I try to bring that approach to everything I cook, be it a roasted turkey or veggies from my garden or a batch of homemade ice cream. Flavors and aromas that arrest your attention. I want people to smell and taste in a way that makes them stop and think rather than inhale their meal like vacuum cleaners.
 
ECD: Your life is a study in contrasts between globe-trotting and the farm. 
 
SS: True. I love the nasty smell and hectic pace of Manhattan and New Delhi as much as I relish these rolling hills and dramatic weather. I loathe the in-between. Fortunately this is home when I am not traveling. Charlie is here full time and helps the caretaker with the animals. I simply bask in the glory of all the work they do. Charlie wants me to come home and not worry about anything else. I adore the animals and take great pleasure in preparing and preserving all the produce and fruits from our gardens and from farm stands around the area. And here, I can have the stars.  
 
ECD: How do you unwind at the farm?
 
SS: Ironically I have no interest in cooking for myself; I cook to please others. I would rather curl up in a chair and read a book. Reading nourishes me and connects me with the global village. The day I don’t learn something new is the day I want to die.
 
However, ice cream is my indulgence and I make it all summer. I use vanilla as my base, made with amazingly rich milk and cream from Battenkill Creamery. I’ll add seasonal fruit—cherry, blueberry, strawberry—or crunched-up homemade toffee or peanut brittle.
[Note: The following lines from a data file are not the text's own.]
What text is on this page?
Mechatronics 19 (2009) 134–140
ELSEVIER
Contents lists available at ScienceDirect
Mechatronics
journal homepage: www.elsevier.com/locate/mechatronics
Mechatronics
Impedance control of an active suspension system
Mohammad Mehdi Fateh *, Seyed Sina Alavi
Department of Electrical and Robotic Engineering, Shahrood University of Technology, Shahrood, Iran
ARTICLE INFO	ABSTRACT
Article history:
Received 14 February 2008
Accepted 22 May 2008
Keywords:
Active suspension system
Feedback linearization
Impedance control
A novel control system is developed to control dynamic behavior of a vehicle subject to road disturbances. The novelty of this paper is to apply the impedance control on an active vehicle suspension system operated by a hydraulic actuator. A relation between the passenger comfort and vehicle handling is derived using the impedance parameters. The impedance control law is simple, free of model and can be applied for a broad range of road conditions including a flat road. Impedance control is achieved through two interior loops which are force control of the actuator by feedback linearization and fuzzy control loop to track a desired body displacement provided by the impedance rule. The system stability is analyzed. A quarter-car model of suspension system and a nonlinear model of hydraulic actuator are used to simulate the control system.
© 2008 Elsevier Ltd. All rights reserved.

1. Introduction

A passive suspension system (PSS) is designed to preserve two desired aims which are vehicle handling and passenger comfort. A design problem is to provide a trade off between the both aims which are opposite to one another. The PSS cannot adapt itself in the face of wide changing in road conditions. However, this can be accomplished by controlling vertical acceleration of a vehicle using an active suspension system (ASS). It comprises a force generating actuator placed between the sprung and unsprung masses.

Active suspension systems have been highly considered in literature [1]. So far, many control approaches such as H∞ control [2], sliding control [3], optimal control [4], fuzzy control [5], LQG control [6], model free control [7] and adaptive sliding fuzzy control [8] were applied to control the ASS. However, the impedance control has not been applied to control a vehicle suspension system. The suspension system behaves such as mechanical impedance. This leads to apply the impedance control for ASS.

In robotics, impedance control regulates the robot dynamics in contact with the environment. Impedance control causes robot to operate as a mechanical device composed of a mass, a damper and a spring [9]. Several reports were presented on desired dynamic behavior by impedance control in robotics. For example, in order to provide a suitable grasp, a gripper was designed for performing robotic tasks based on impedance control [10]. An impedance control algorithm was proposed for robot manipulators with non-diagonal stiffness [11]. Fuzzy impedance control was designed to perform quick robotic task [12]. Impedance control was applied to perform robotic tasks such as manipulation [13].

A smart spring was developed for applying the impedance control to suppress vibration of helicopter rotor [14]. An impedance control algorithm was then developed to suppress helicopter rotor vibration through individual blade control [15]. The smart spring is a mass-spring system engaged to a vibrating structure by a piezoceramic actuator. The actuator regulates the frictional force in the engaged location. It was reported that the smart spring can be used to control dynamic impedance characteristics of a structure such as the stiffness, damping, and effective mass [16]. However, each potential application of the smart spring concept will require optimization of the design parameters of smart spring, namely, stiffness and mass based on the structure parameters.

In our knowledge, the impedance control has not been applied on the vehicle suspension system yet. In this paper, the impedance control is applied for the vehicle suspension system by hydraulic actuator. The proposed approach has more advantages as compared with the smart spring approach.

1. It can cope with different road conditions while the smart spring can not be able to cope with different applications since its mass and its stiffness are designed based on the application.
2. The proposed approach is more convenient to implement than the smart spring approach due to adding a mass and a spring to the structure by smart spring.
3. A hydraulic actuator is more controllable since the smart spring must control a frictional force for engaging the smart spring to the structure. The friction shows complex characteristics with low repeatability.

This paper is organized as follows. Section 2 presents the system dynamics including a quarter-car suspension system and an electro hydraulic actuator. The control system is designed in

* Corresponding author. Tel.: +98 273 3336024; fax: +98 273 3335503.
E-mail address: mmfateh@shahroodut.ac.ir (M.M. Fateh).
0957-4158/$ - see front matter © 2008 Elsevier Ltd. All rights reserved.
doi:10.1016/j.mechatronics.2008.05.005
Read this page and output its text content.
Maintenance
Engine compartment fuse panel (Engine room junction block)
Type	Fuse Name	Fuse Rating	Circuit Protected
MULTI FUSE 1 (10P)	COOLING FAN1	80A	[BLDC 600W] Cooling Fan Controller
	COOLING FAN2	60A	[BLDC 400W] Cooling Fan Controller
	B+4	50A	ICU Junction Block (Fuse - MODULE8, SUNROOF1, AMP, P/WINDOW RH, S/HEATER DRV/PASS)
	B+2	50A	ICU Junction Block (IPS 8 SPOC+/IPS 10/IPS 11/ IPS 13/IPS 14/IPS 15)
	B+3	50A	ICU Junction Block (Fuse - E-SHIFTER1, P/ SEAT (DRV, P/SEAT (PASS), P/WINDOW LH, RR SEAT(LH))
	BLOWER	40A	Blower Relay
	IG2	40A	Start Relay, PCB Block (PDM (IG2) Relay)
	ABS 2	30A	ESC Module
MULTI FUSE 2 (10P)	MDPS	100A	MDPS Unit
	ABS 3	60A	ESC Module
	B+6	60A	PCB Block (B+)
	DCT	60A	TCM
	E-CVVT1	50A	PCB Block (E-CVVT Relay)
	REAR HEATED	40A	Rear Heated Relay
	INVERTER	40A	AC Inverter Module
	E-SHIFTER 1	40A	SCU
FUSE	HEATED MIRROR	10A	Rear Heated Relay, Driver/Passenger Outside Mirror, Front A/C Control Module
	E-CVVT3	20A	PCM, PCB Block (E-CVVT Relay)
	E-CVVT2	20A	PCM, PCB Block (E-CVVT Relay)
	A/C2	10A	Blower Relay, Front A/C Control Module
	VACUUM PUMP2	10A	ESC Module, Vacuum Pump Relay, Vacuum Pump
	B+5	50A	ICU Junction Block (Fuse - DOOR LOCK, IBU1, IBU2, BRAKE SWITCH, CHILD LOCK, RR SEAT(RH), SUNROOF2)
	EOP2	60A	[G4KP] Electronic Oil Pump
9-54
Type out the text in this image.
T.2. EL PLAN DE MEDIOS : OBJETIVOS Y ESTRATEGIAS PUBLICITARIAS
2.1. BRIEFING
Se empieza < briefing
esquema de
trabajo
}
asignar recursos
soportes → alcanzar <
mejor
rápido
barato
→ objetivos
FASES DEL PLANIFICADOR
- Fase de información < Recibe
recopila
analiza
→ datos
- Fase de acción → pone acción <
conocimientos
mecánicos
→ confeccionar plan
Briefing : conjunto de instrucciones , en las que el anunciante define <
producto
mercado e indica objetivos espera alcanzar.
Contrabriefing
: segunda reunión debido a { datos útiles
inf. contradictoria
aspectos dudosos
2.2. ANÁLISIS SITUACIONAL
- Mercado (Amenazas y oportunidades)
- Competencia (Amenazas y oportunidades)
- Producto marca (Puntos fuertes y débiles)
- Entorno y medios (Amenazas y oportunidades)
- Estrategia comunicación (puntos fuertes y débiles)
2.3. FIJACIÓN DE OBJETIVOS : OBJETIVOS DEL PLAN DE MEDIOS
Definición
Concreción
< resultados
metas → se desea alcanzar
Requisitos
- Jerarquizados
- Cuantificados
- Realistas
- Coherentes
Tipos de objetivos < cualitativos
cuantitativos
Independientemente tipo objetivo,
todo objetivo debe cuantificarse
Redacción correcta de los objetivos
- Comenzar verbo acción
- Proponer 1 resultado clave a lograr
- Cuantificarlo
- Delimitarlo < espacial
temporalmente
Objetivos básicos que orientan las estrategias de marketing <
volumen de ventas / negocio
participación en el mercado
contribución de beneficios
Or stracciatella, with finely grated chocolate shavings added at the final churn. I also make lemon verbena, grapefruit, and Meyer lemon. 
 
ECD: Any words of advice?
 
SS: When you buy the right ingredients, you don’t have to go crazy adding multiple dishes. If you eat three good things, life is a miracle. Less is truly more.
 
ECD: What’s up next?
 
SS: We want to open a true farm-to-table restaurant in San Francisco where I can use ingredients from a 50-mile radius, year-round. That’s not possible in New York. We hope to have a space finalized by winter.  
 
And I’ll keep sharing my passion for food and community, donating my catering services to raise money for charities I believe in, such as the Agricultural Stewardship Association based here in Washington County. In India, there’s a saying that when we arrive in this world, we enter crying and the world is smiling and happy. When we leave, we should go smiling and happy but the world should cry. That indicates we have lived a meaningful life that touched others.
 

5 RAPID FIRE Questions

 
ECD: Breakfast today? 
 
SS: I never eat breakfast.
 
ECD: Cake, pie or cookies? 
 
SS: Lemon pound cake or a pineapple upside-down cake done in a skillet.  
 
ECD: Guilty pleasure?
 
SS: A pint of ice cream in bed. Häagen-Dazs Vanilla Swiss Almond or Ben & Jerry’s Vanilla Heath Bar Crunch.
 
ECD: Memorable childhood meal?
 
SS: My father would bring us occasionally to an ice cream parlor that made hand-churned ice cream. That scoop of ice cream gave me such pleasure at age 6. 
 
ECD: Midnight snack?
 
SS: Chivra, an Indian trail mix made with chickpea flour crisps, noodles, peanuts and curry leaves. I snack on that while I read or watch news. That’s the best form of relaxation for me.